Based on the experiments, it was observed that code-davinci-001 functions better when the questions asked are in the same domain where the program exists. Moreover, it was found that LLM is able to identify the answer to certain questions better than others. However, it was also observed that LLM sometimes answers the same way for both the positive and negative version of a question. The key point of this paper is that the model works in zero-shot setting, that is the model has no prior exposure to the domain of malware programs, or ICS programs but is trained on a large corpus of general text. In such a setting code-davinci-001 was able to answer 72,754 questions out of 136,260 questions (53.39% correct). This is a pretty good result when viewed in the right context of the zero-shot setting.
Discussion
- The first point of discussion was on ChatGPT and on how it is built on top of davinci LLM. It was also discussed on how ChatGPT provides its services for free, which leads to the basic inference that the user (data that user provides) is the product. It’s the same strategy that Google uses with its Captcha to obtain data for image classification. The discussion also turned into whether ChatGPT can pass the turing test? It was stated that passing turing test has been achieved long back by machines that can imitate or simulate human behaviour well, and no longer serves as a good metric on evaluating the new models.
- The major point of the paper is the zero-shot setting and how a general model like that could function well in a specific domain such as reverse engineering.

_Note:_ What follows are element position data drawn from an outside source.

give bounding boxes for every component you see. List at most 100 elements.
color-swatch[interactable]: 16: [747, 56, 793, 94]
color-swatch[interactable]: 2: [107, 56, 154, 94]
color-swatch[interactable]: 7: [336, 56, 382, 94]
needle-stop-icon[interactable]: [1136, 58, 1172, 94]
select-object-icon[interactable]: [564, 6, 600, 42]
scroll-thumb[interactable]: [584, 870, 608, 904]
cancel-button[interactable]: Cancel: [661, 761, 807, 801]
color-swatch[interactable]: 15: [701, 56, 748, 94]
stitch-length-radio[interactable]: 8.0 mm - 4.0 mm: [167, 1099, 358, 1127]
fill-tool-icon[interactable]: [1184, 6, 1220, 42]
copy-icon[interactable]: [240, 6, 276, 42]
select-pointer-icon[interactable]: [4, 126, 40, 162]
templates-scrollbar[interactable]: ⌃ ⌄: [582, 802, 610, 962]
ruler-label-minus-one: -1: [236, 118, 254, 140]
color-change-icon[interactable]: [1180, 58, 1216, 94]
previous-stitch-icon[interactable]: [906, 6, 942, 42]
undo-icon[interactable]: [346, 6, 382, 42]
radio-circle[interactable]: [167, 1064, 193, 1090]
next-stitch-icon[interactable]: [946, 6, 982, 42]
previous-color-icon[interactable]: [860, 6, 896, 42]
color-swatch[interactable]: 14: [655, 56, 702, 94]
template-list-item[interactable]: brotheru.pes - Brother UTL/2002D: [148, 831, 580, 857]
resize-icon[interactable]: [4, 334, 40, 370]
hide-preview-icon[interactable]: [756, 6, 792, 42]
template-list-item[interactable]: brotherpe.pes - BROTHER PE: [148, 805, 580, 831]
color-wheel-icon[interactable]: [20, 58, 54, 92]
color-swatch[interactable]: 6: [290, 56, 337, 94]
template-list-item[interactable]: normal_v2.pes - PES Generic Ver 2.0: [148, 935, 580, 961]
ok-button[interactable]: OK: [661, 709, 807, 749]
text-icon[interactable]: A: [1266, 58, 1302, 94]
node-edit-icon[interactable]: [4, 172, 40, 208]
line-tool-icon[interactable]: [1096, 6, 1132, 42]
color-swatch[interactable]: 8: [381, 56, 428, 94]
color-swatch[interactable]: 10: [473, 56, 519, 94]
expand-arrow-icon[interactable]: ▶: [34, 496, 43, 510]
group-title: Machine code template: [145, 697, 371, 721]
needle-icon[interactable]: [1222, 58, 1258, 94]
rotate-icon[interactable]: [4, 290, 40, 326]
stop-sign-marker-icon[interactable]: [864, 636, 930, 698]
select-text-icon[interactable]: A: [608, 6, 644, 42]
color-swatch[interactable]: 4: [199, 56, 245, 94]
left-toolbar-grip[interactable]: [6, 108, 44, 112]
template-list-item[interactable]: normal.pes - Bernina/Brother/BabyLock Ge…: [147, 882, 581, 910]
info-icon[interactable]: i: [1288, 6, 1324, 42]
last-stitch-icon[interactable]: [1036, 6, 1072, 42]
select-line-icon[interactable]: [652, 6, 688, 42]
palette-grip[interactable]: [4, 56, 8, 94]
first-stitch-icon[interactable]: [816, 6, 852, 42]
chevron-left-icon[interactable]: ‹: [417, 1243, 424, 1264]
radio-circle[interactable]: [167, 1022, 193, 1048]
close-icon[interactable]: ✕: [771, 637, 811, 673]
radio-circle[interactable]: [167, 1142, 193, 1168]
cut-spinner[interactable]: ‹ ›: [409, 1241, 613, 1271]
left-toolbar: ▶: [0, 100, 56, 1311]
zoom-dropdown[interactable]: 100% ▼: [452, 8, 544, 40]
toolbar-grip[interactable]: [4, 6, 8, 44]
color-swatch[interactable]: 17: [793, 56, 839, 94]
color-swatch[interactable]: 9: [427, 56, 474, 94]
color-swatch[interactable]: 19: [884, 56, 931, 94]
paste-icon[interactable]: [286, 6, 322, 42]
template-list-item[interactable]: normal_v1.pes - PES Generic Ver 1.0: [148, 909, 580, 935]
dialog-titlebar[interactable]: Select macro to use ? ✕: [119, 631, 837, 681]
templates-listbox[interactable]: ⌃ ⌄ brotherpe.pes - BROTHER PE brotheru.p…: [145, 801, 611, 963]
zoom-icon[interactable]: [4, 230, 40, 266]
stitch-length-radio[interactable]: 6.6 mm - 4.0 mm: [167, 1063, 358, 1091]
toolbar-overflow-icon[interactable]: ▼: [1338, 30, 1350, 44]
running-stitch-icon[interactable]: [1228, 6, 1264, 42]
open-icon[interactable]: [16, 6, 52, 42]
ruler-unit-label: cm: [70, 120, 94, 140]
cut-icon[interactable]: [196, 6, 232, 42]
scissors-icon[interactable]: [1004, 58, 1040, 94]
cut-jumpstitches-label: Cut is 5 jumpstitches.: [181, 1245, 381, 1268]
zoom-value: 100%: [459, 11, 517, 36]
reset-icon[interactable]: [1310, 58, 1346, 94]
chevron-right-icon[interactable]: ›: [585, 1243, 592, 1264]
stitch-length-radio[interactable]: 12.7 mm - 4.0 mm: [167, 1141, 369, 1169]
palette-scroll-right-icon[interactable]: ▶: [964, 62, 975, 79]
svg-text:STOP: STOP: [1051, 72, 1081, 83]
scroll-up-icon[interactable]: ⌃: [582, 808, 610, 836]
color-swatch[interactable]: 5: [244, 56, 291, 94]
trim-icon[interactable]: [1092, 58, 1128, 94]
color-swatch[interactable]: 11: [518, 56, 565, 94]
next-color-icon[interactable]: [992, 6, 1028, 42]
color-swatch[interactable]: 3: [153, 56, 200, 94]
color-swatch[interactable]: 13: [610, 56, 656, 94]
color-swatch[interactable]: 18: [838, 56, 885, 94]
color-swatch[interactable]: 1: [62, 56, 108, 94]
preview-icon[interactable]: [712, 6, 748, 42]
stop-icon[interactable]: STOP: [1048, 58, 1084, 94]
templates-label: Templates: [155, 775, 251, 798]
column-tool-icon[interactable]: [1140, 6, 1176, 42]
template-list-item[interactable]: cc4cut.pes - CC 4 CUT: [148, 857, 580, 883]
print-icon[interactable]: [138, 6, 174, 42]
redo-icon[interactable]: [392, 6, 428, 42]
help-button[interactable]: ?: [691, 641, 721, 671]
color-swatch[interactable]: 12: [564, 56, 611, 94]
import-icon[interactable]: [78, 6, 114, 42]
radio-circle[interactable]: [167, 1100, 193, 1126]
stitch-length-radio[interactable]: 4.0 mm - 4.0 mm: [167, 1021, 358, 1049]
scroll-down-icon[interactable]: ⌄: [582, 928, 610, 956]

- The model can act in the form of an oracle, that can answer questions for the lower-skilled reverse engineering humans. This would also mean that the gap that prevented regular users from accessing security related tasks would reduce and open up a whole new area of user-base. A regular use with general technical know-how, who doesn’t know the “security language” would be able to access the LLM and ask it questions like “What does this file do?” or “What directories does this file change?”
- The major obstacle that LLM model would need to overcome to do tasks like reverse engineering better, would be to have logical processing unit in the pipeline, something that a typical LLM model lacks. A basic example of this fact is that an LLM model would not be able to decode a base64 string because the model does not have a processing unit to do so, but only statistics. For this reason, the biggest progress in GPT4 according to many is the addition of the plugins which leads the potential to add extra functionalities.
- There are many other security tasks that can be performed by an LLM model apart from malware reverse engineering, such as log analysis, finding bugs in the code, finding vulnerabilities, etc. Towards the attacker side, technologies such as these can be used in phishing attacks to imitate a human being, to customize and personalize the phishing attack based on the victim’s persona and profile. It could also be used to replace common phishing words with words that are not so common to fool the spam/phishing detection systems.
- Also, on the defensive side it could be used to perform sentiment analysis on the phishing text as part of the phishing detection process. Most phishing texts operate on a couple of key factors such as urgency and threat of consequence which can be identified through sentiment analysis.
- As mentioned before, LLM can make huge progress in usable security where the regular users would be able to do security tasks such as setting up a firewall using regular human language.
- This might also mean the obsoletion of coding languages, at least in the form that we know them, which could mean a radical shift in the job profile of programmers and computer students.
- Another question was whether GPT can print out an existing malware file. The major issue in this case is that the model would probably not be trained on malware data and hence would lack the understanding to do such a task. A person with a lot of malware files can possibly create a GPT version trained specifically on malware files for malicious purposes.